The new pavilion is positioned to capture winter sun and the rebuilt old pergolas act as glazed greenhouses to naturally heat the existing pavilions.
There is a sense of striking originality yet extreme serenity in this understated house.
Images: Ray Joyce
For full coverage see Houses 76.
National Award for Residential Architecture – Houses
Z House by Donovan Hill
Responding to its steep hillside site, the Z House provides intrigue with a rich variety of spaces formed around a central, thickly vegetated, sloping central courtyard garden. This courtyard is the core of the house, relating building to landscape, a garden not just to look at but to be with.
The mood changes from the lofty lounge room, with subtle natural light from above and low-level courtyard windows, to the floating study loft opening to the sky and the outdoor terrace bridging over the courtyard vegetation.
Cabinetwork, stairs, windows and doors are all immaculately detailed and crafted to appear as refined works of art.
The notion of architecture as art continues externally. A small window projects to the street, displaying a fragment of the art within, while coloured tiles pattern the street facade and timber trellises encourage vigorous flowering vines.

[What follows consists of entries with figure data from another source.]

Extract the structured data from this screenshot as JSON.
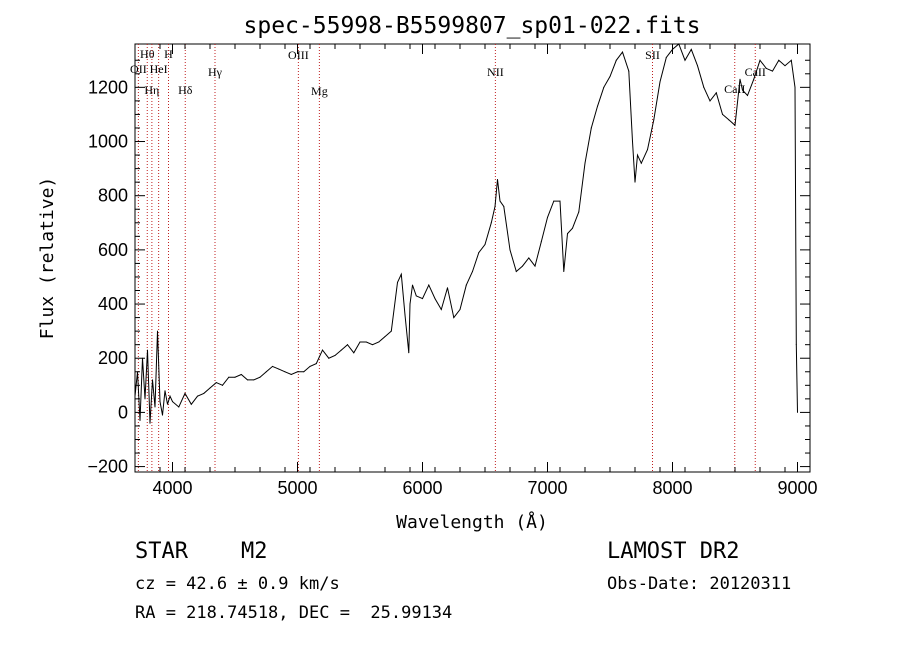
{
  "chart_data": {
    "type": "line",
    "title": "spec-55998-B5599807_sp01-022.fits",
    "xlabel": "Wavelength (Å)",
    "ylabel": "Flux (relative)",
    "xlim": [
      3700,
      9100
    ],
    "ylim": [
      -220,
      1360
    ],
    "x_ticks": [
      4000,
      5000,
      6000,
      7000,
      8000,
      9000
    ],
    "y_ticks": [
      -200,
      0,
      200,
      400,
      600,
      800,
      1000,
      1200
    ],
    "grid": false,
    "series": [
      {
        "color": "#000000",
        "x": [
          3700,
          3720,
          3740,
          3760,
          3780,
          3800,
          3820,
          3840,
          3860,
          3880,
          3900,
          3920,
          3940,
          3960,
          3980,
          4000,
          4050,
          4100,
          4150,
          4200,
          4250,
          4300,
          4350,
          4400,
          4450,
          4500,
          4550,
          4600,
          4650,
          4700,
          4750,
          4800,
          4850,
          4900,
          4950,
          5000,
          5050,
          5100,
          5150,
          5200,
          5250,
          5300,
          5350,
          5400,
          5450,
          5500,
          5550,
          5600,
          5650,
          5700,
          5750,
          5800,
          5830,
          5860,
          5890,
          5900,
          5920,
          5950,
          6000,
          6050,
          6100,
          6150,
          6200,
          6250,
          6300,
          6350,
          6400,
          6450,
          6500,
          6550,
          6580,
          6600,
          6620,
          6650,
          6700,
          6750,
          6800,
          6850,
          6900,
          6950,
          7000,
          7050,
          7100,
          7130,
          7160,
          7200,
          7250,
          7300,
          7350,
          7400,
          7450,
          7500,
          7550,
          7600,
          7650,
          7680,
          7700,
          7720,
          7750,
          7800,
          7850,
          7900,
          7950,
          8000,
          8050,
          8100,
          8150,
          8200,
          8250,
          8300,
          8350,
          8400,
          8450,
          8500,
          8540,
          8560,
          8600,
          8650,
          8700,
          8750,
          8800,
          8850,
          8900,
          8950,
          8980,
          8990,
          9000
        ],
        "y": [
          60,
          150,
          -30,
          200,
          50,
          230,
          -40,
          120,
          20,
          300,
          40,
          -10,
          80,
          30,
          60,
          40,
          20,
          70,
          30,
          60,
          70,
          90,
          110,
          100,
          130,
          130,
          140,
          120,
          120,
          130,
          150,
          170,
          160,
          150,
          140,
          150,
          150,
          170,
          180,
          230,
          200,
          210,
          230,
          250,
          220,
          260,
          260,
          250,
          260,
          280,
          300,
          480,
          510,
          360,
          220,
          400,
          470,
          430,
          420,
          470,
          420,
          380,
          460,
          350,
          380,
          470,
          520,
          590,
          620,
          700,
          760,
          860,
          780,
          760,
          600,
          520,
          540,
          570,
          540,
          630,
          720,
          780,
          780,
          520,
          660,
          680,
          740,
          920,
          1050,
          1130,
          1200,
          1240,
          1300,
          1330,
          1260,
          1000,
          850,
          950,
          920,
          970,
          1080,
          1220,
          1310,
          1340,
          1360,
          1300,
          1340,
          1280,
          1200,
          1150,
          1180,
          1100,
          1080,
          1060,
          1230,
          1190,
          1170,
          1230,
          1300,
          1270,
          1260,
          1300,
          1280,
          1300,
          1200,
          250,
          0
        ]
      }
    ],
    "lines": [
      {
        "name": "OII",
        "x": 3727
      },
      {
        "name": "Hθ",
        "x": 3798
      },
      {
        "name": "Hη",
        "x": 3835
      },
      {
        "name": "HeI",
        "x": 3889
      },
      {
        "name": "H",
        "x": 3968
      },
      {
        "name": "Hδ",
        "x": 4102
      },
      {
        "name": "Hγ",
        "x": 4340
      },
      {
        "name": "OIII",
        "x": 5007
      },
      {
        "name": "Mg",
        "x": 5175
      },
      {
        "name": "NII",
        "x": 6583
      },
      {
        "name": "SII",
        "x": 7840
      },
      {
        "name": "CaII",
        "x": 8498
      },
      {
        "name": "CaII",
        "x": 8662
      }
    ]
  },
  "footer": {
    "class": "STAR",
    "subclass": "M2",
    "survey": "LAMOST DR2",
    "cz": "cz = 42.6 ± 0.9 km/s",
    "obs_date": "Obs-Date: 20120311",
    "coords": "RA = 218.74518, DEC =  25.99134"
  }
}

The view from the street above is carefully considered, with abstract pebbled roofs framed by a large portal frame.
When an appreciative client proudly points out details of the house with the continual introduction “the genius of this design”, you know this is unique architecture finely crafted for client and site.
Image: Sam Thies.
National Commendation for Residential Architecture – Houses
Lyon Housemuseum by Lyons
In this unique project, the requirements of a family home are combined with a public museum to display the owners’ large collection of contemporary Australian art.
The majority of the space is devoted to art display, with two dominant spaces, one white and one black.
A white, light-filled, two-storey open cube with surrounding balconies allows for multiple views of artworks. The black room, by contrast, is closed for projection and video. Linking spaces come in a variety of shapes and sizes, designed for specific artworks.
Intermixed between the gallery spaces is the owners’ space for private living. The blurred distinction between public and private space, between light and dark, and between large and small creates a compelling intrigue.
Finely detailed, elaborately crafted joinery pieces, pivoting doors and sliding panels provide flexibility in this experiment of combining the dual requirements of public gallery and family needs.
The external form is ambiguous, a wrapped skin of recessive dark zinc. Sculpture courtyards are formed between the museum and outer fences of textured brickwork, which relate to neighbours’ buildings in the suburban context.
Generous and ingenious, the Housemuseum explores a new concept of living with and displaying art.
Images: Diana Snape, Derek Swalwell
For full coverage see Architecture Australia vol 99 no 1, Jan/Feb 2010.